Il deserto rosso (1964)
En toen was er kleur. Maar misschien nog wel opvallender dan Antonioni’s in giftige industriële mistflarden geschoten eerste kleurenfilm, is het geluidsontwerp, dat diverse natuurlijke, elektronische en soms melodische geluidsflarden samenvoegt om de ontredderde staat van hoofdpersoon Giuliana (Moniva Vitti) op te roepen. De echtgenote van een welgestelde industrieel doolt, soms samen met haar zoontje, tussen de petrochemische fabrieken bij Ravenna.

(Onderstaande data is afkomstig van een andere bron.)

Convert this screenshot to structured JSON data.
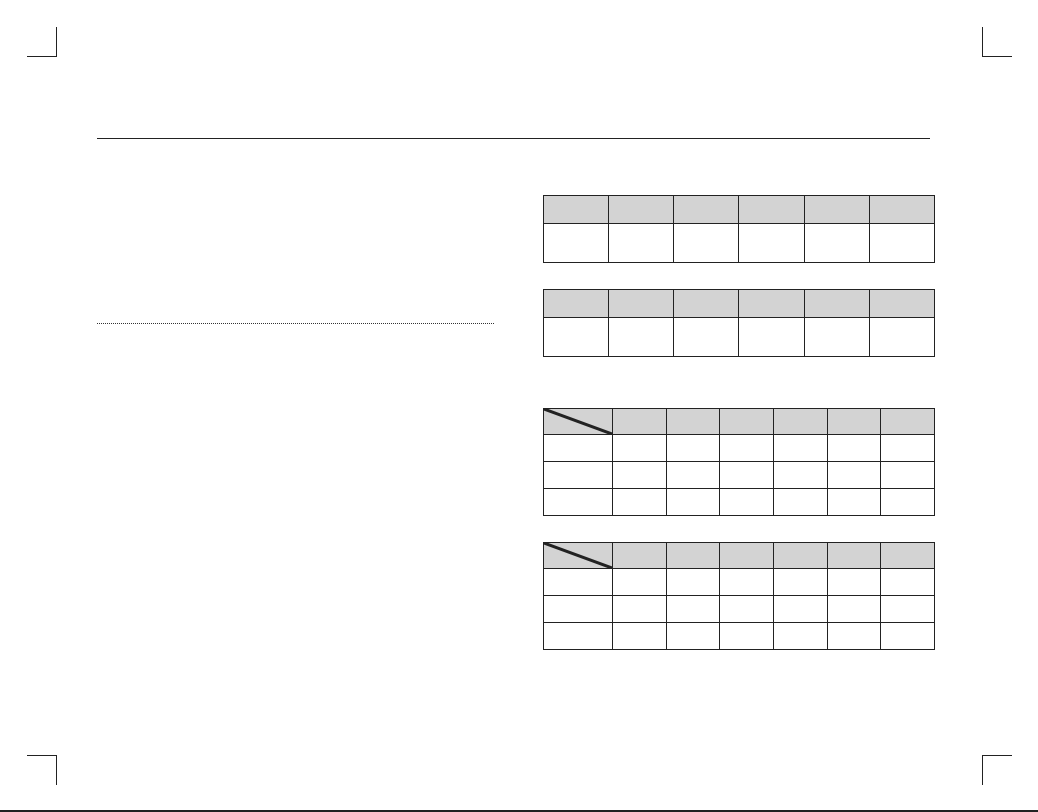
{
  "tables": [
    {
      "header": [
        "",
        "",
        "",
        "",
        "",
        ""
      ],
      "rows": [
        [
          "",
          "",
          "",
          "",
          "",
          ""
        ]
      ]
    },
    {
      "header": [
        "",
        "",
        "",
        "",
        "",
        ""
      ],
      "rows": [
        [
          "",
          "",
          "",
          "",
          "",
          ""
        ]
      ]
    },
    {
      "header": [
        "",
        "",
        "",
        "",
        "",
        "",
        ""
      ],
      "diagonal_corner": true,
      "rows": [
        [
          "",
          "",
          "",
          "",
          "",
          "",
          ""
        ],
        [
          "",
          "",
          "",
          "",
          "",
          "",
          ""
        ],
        [
          "",
          "",
          "",
          "",
          "",
          "",
          ""
        ]
      ]
    },
    {
      "header": [
        "",
        "",
        "",
        "",
        "",
        "",
        ""
      ],
      "diagonal_corner": true,
      "rows": [
        [
          "",
          "",
          "",
          "",
          "",
          "",
          ""
        ],
        [
          "",
          "",
          "",
          "",
          "",
          "",
          ""
        ],
        [
          "",
          "",
          "",
          "",
          "",
          "",
          ""
        ]
      ]
    }
  ],
  "colors": {
    "header_fill": "#d3d3d3",
    "rule": "#222222"
  }
}
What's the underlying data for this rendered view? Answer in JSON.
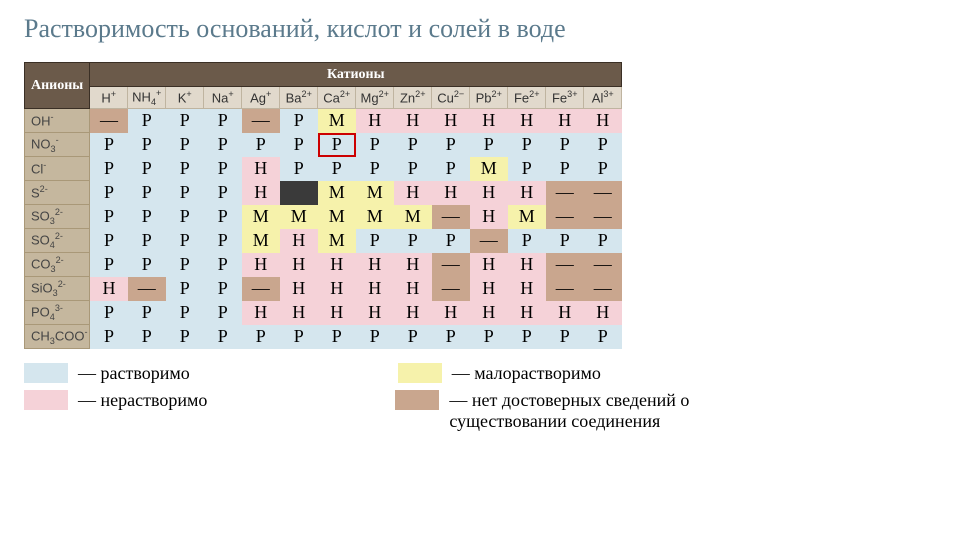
{
  "title": "Растворимость оснований, кислот и солей в воде",
  "headers": {
    "anions": "Анионы",
    "cations": "Катионы"
  },
  "cations": [
    "H+",
    "NH4+",
    "K+",
    "Na+",
    "Ag+",
    "Ba2+",
    "Ca2+",
    "Mg2+",
    "Zn2+",
    "Cu2−",
    "Pb2+",
    "Fe2+",
    "Fe3+",
    "Al3+"
  ],
  "cations_html": [
    "H<sup>+</sup>",
    "NH<sub>4</sub><sup>+</sup>",
    "K<sup>+</sup>",
    "Na<sup>+</sup>",
    "Ag<sup>+</sup>",
    "Ba<sup>2+</sup>",
    "Ca<sup>2+</sup>",
    "Mg<sup>2+</sup>",
    "Zn<sup>2+</sup>",
    "Cu<sup>2−</sup>",
    "Pb<sup>2+</sup>",
    "Fe<sup>2+</sup>",
    "Fe<sup>3+</sup>",
    "Al<sup>3+</sup>"
  ],
  "anions": [
    "OH-",
    "NO3-",
    "Cl-",
    "S2-",
    "SO32-",
    "SO42-",
    "CO32-",
    "SiO32-",
    "PO43-",
    "CH3COO-"
  ],
  "anions_html": [
    "OH<sup>-</sup>",
    "NO<sub>3</sub><sup>-</sup>",
    "Cl<sup>-</sup>",
    "S<sup>2-</sup>",
    "SO<sub>3</sub><sup>2-</sup>",
    "SO<sub>4</sub><sup>2-</sup>",
    "CO<sub>3</sub><sup>2-</sup>",
    "SiO<sub>3</sub><sup>2-</sup>",
    "PO<sub>4</sub><sup>3-</sup>",
    "CH<sub>3</sub>COO<sup>-</sup>"
  ],
  "grid": [
    [
      "—",
      "Р",
      "Р",
      "Р",
      "—",
      "Р",
      "М",
      "Н",
      "Н",
      "Н",
      "Н",
      "Н",
      "Н",
      "Н"
    ],
    [
      "Р",
      "Р",
      "Р",
      "Р",
      "Р",
      "Р",
      "Р",
      "Р",
      "Р",
      "Р",
      "Р",
      "Р",
      "Р",
      "Р"
    ],
    [
      "Р",
      "Р",
      "Р",
      "Р",
      "Н",
      "Р",
      "Р",
      "Р",
      "Р",
      "Р",
      "М",
      "Р",
      "Р",
      "Р"
    ],
    [
      "Р",
      "Р",
      "Р",
      "Р",
      "Н",
      "—",
      "М",
      "М",
      "Н",
      "Н",
      "Н",
      "Н",
      "—",
      "—"
    ],
    [
      "Р",
      "Р",
      "Р",
      "Р",
      "М",
      "М",
      "М",
      "М",
      "М",
      "—",
      "Н",
      "М",
      "—",
      "—"
    ],
    [
      "Р",
      "Р",
      "Р",
      "Р",
      "М",
      "Н",
      "М",
      "Р",
      "Р",
      "Р",
      "—",
      "Р",
      "Р",
      "Р"
    ],
    [
      "Р",
      "Р",
      "Р",
      "Р",
      "Н",
      "Н",
      "Н",
      "Н",
      "Н",
      "—",
      "Н",
      "Н",
      "—",
      "—"
    ],
    [
      "Н",
      "—",
      "Р",
      "Р",
      "—",
      "Н",
      "Н",
      "Н",
      "Н",
      "—",
      "Н",
      "Н",
      "—",
      "—"
    ],
    [
      "Р",
      "Р",
      "Р",
      "Р",
      "Н",
      "Н",
      "Н",
      "Н",
      "Н",
      "Н",
      "Н",
      "Н",
      "Н",
      "Н"
    ],
    [
      "Р",
      "Р",
      "Р",
      "Р",
      "Р",
      "Р",
      "Р",
      "Р",
      "Р",
      "Р",
      "Р",
      "Р",
      "Р",
      "Р"
    ]
  ],
  "highlight": {
    "row": 1,
    "col": 6
  },
  "black_cell": {
    "row": 3,
    "col": 5
  },
  "colors": {
    "P": "#d5e6ee",
    "H": "#f5d2d8",
    "M": "#f6f2ab",
    "D": "#c9a68e",
    "header_brown": "#6b5a4a",
    "anion_bg": "#c5b79e",
    "cation_bg": "#e1d9cc",
    "title_color": "#5b7a8c",
    "highlight_border": "#cc0000",
    "background": "#ffffff"
  },
  "legend": {
    "P": "— растворимо",
    "M": "— малорастворимо",
    "H": "— нерастворимо",
    "D": "— нет достоверных сведений о существовании соединения"
  },
  "typography": {
    "title_fontsize": 26,
    "cell_fontsize": 18,
    "header_fontsize": 13,
    "legend_fontsize": 18
  },
  "symbol_map": {
    "Р": "P",
    "Н": "H",
    "М": "M",
    "—": "D"
  }
}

Dit is niet zomaar een vrouw die haar plaats niet meer kan vinden in een snel veranderende, moderniserende wereld, dit is een vrouwenportret vergelijkbaar met John Cassavetes’ A Woman Under the Influence (1974) waarin Gena Rowlands de hele last van het mislukte feminisme op haar schouders draagt. De Povlakte van Il deserto rosso is bovenal een mentaal landschap, geschilderd in de kleuren van door Antonioni bewonderde schilders als Francis Bacon, Jackson Pollock en Mark Rothko.

Blow-Up (1966)
Met zijn eerste niet-Italiaanse film gaf Antonioni meteen een onthutsende blik op de Londense Swinging Sixties alsof hij er altijd al deel van had uitgemaakt. Het verhaal van de ietwat blasé modefotograaf Thomas (David Hemmings) die via zijn camera getuige is van een moord, maar daar na een aanvankelijke obsessie weer de interesse in verliest, is losjes gebaseerd op een kort verhaal van de Argentijnse schrijver Julio Cortázar. Na acht jaar en vier films met Monica Vitti kiest Antonioni nadrukkelijk voor het perspectief van een man (je zou zelfs kunnen zeggen dat de vrouwen die voor Thomas’ lens komen ietwat ongemakkelijk geobjectiveerd worden). Film geeft veel aanleiding voor bespiegelingen over de verhouding tussen afbeelding en afgebeelde, de macht van de camera, en de betrouwbaarheid van onze waarnemingen. Werd met meer Hitchcockiaanse twists opnieuw gemaakt door Brian de Palma als Blow Out (1981).

Zabriskie Point (1970)
Terwijl sommige films al snel tot de canon van de Europese artfilm zijn gaan behoren, geldt Antonioni’s eerste Amerikaanse film vooral als een cultfilm. Zou het komen omdat zijn aanklacht tegen de Amerikaanse consumptiemaatschappij (een logisch gevolg van zijn teleurstelling in de Europese wederopbouw) in de VS verkeerd begrepen werd, of tegen het zere been stootte? Of omdat hij ook niet duidelijk genoeg was in de manier waarop hij de representanten van tegencultuur en protestgeneratie afbeeldde? Of door de hallucinante, soms letterlijk orgastische landschapsscènes? Of de muziek van Pink Floyd en Grateful Dead. We volgen student Mark (Mark Frechette), een jonge radicaal op de vlucht voor de politie nadat hij van een aanslag wordt verdacht, op een Easy Rider-achtige laatste tocht door Amerika. Hij is "bereid om te sterven, maar niet van verveling." De film maakte veelvuldig gebruik van karakteristieke visuele Americana als westernlandschappen, lichtreclames en lege wegen langs motels en tankstations.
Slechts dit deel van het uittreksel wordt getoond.